This NS piece is complete misinformation. This below is by a writer who has been writing about this sort of thing for years.
"Tim Stockwell has been up to his old tricks. In a study that was widely publicised this week despite being published in January, he claims - yet again - that moderate drinking does not confer health benefits. The study is largely a rehash of his meta-analysis from last year (which I wrote about here) so there isn’t much more to say except to note the extraordinary amount of cherry-picking that is required to come to such a conclusion.
He and his team started with 3,248 relevant studies of which 3,125 were immediately discarded. This left 123 cohort studies to which they added 87 relatively recent cohort studies. They then discarded 103 of these because they didn’t meet Stockwell’s increasingly stringent and somewhat arbitrary criteria. This left 107 studies, but there was still work to do.

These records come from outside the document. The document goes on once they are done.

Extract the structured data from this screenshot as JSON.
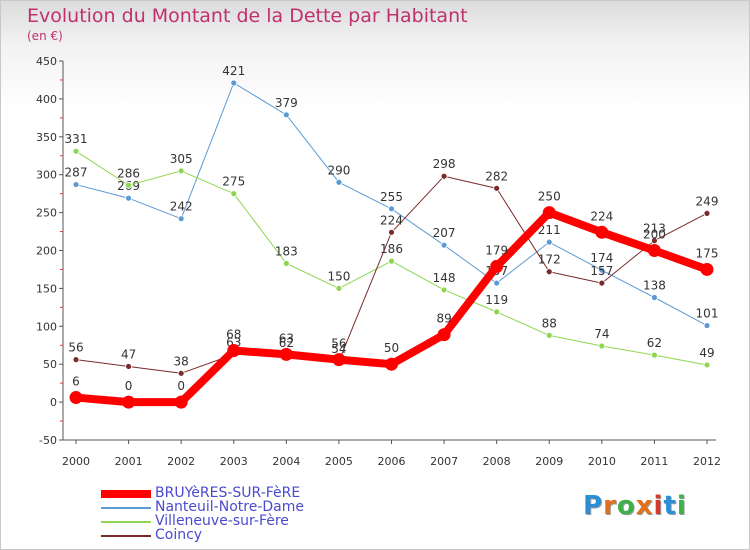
{
  "title": "Evolution du Montant de la Dette par Habitant",
  "unit": "(en €)",
  "logo": {
    "text": "Proxiti",
    "letter_colors": [
      "#2a8fd6",
      "#e0701c",
      "#3cb04a",
      "#e0701c",
      "#d43a2e",
      "#2a8fd6",
      "#3cb04a"
    ]
  },
  "chart_data": {
    "type": "line",
    "x": [
      "2000",
      "2001",
      "2002",
      "2003",
      "2004",
      "2005",
      "2006",
      "2007",
      "2008",
      "2009",
      "2010",
      "2011",
      "2012"
    ],
    "ylim": [
      -50,
      450
    ],
    "yticks": [
      -50,
      0,
      50,
      100,
      150,
      200,
      250,
      300,
      350,
      400,
      450
    ],
    "grid": false,
    "legend_position": "bottom-left",
    "series": [
      {
        "name": "Nanteuil-Notre-Dame",
        "color": "#5b9bd5",
        "width": 1,
        "values": [
          287,
          269,
          242,
          421,
          379,
          290,
          255,
          207,
          157,
          211,
          174,
          138,
          101
        ]
      },
      {
        "name": "Villeneuve-sur-Fère",
        "color": "#8fd650",
        "width": 1,
        "values": [
          331,
          286,
          305,
          275,
          183,
          150,
          186,
          148,
          119,
          88,
          74,
          62,
          49
        ]
      },
      {
        "name": "Coincy",
        "color": "#7a2a2a",
        "width": 1,
        "values": [
          56,
          47,
          38,
          63,
          62,
          54,
          224,
          298,
          282,
          172,
          157,
          213,
          249
        ]
      },
      {
        "name": "BRUYèRES-SUR-FèRE",
        "color": "#ff0000",
        "width": 8,
        "values": [
          6,
          0,
          0,
          68,
          63,
          56,
          50,
          89,
          179,
          250,
          224,
          200,
          175
        ]
      }
    ],
    "legend_order": [
      "BRUYèRES-SUR-FèRE",
      "Nanteuil-Notre-Dame",
      "Villeneuve-sur-Fère",
      "Coincy"
    ]
  }
}
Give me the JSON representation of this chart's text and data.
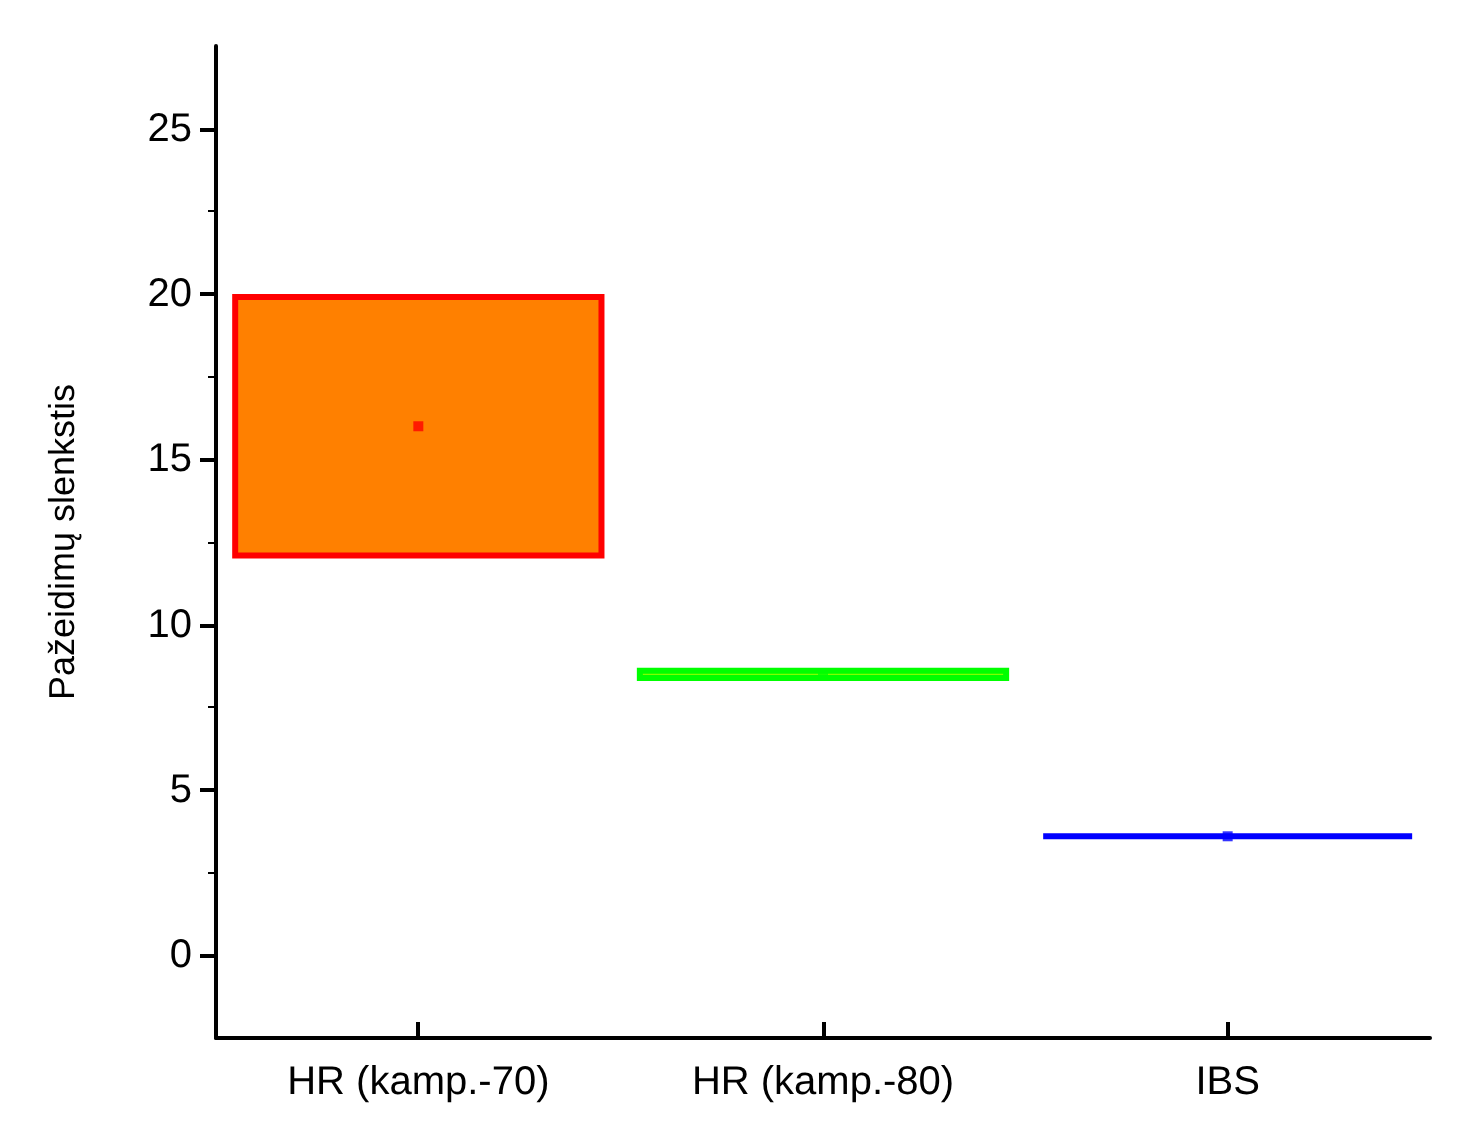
{
  "chart_data": {
    "type": "bar",
    "ylabel": "Pažeidimų slenkstis",
    "categories": [
      "HR (kamp.-70)",
      "HR (kamp.-80)",
      "IBS"
    ],
    "series": [
      {
        "base": [
          12,
          8.3,
          3.55
        ],
        "values": [
          8,
          0.4,
          0.1
        ],
        "colors": [
          "#ff8000",
          "#80ff00",
          "#0000ff"
        ]
      },
      {
        "type": "scatter",
        "x": [
          "HR (kamp.-70)",
          "HR (kamp.-80)",
          "IBS"
        ],
        "values": [
          16,
          8.5,
          3.6
        ],
        "colors": [
          "#ff0000",
          "#00ff00",
          "#0000ff"
        ],
        "marker": "square"
      }
    ],
    "ylim": [
      -2.5,
      27.5
    ],
    "yticks": [
      0,
      5,
      10,
      15,
      20,
      25
    ],
    "grid": false
  }
}
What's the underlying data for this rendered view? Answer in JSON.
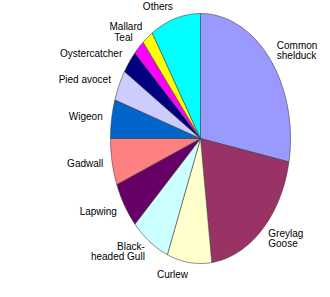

In the new study, he introduces yet another filter for “quality” and reduces the number of studies down from 21 to 18 and then 15, but these still show lower risk for moderate drinkers, so he introduces some more criteria until a vast literature built up over 50 years is whittled down to just six studies. This gets rid of the apparent benefits of moderate drinking. He then removes one more study and, voila!, moderate drinkers are now at greater risk than teetotallers."
>In his comments to the Guardian he more or less admits that he is only doing this because the benefits of alcohol consumption are inconvenient to people like him who want to regulate booze like tobacco...
>>“The idea [alcohol has benefits] has impacted national drinking guidelines, estimates of alcohol’s burden of disease worldwide and has been an impediment to effective policymaking on alcohol and public health,” he added.
That doesn't sound like he's "admitting to" what your linked article says he's admitting to.
Seems like a lot of trouble to go to, trying to debunk this Stockwell guy's work, only to make oneself look unreliable with such claims.
"Tim Stockwell has been up to his old tricks. In a study that was widely publicised this week despite being published in January, he claims - yet again - that moderate drinking does not confer health benefits. The study is largely a rehash of his meta-analysis from last year (which I wrote about here) so there isn’t much more to say except to note the extraordinary amount of cherry-picking that is required to come to such a conclusion.
He and his team started with 3,248 relevant studies of which 3,125 were immediately discarded. This left 123 cohort studies to which they added 87 relatively recent cohort studies. They then discarded 103 of these because they didn’t meet Stockwell’s increasingly stringent and somewhat arbitrary criteria. This left 107 studies, but there was still work to do.
In the new study, he introduces yet another filter for “quality” and reduces the number of studies down from 21 to 18 and then 15, but these still show lower risk for moderate drinkers, so he introduces some more criteria until a vast literature built up over 50 years is whittled down to just six studies. This gets rid of the apparent benefits of moderate drinking. He then removes one more study and, voila!, moderate drinkers are now at greater risk than teetotallers."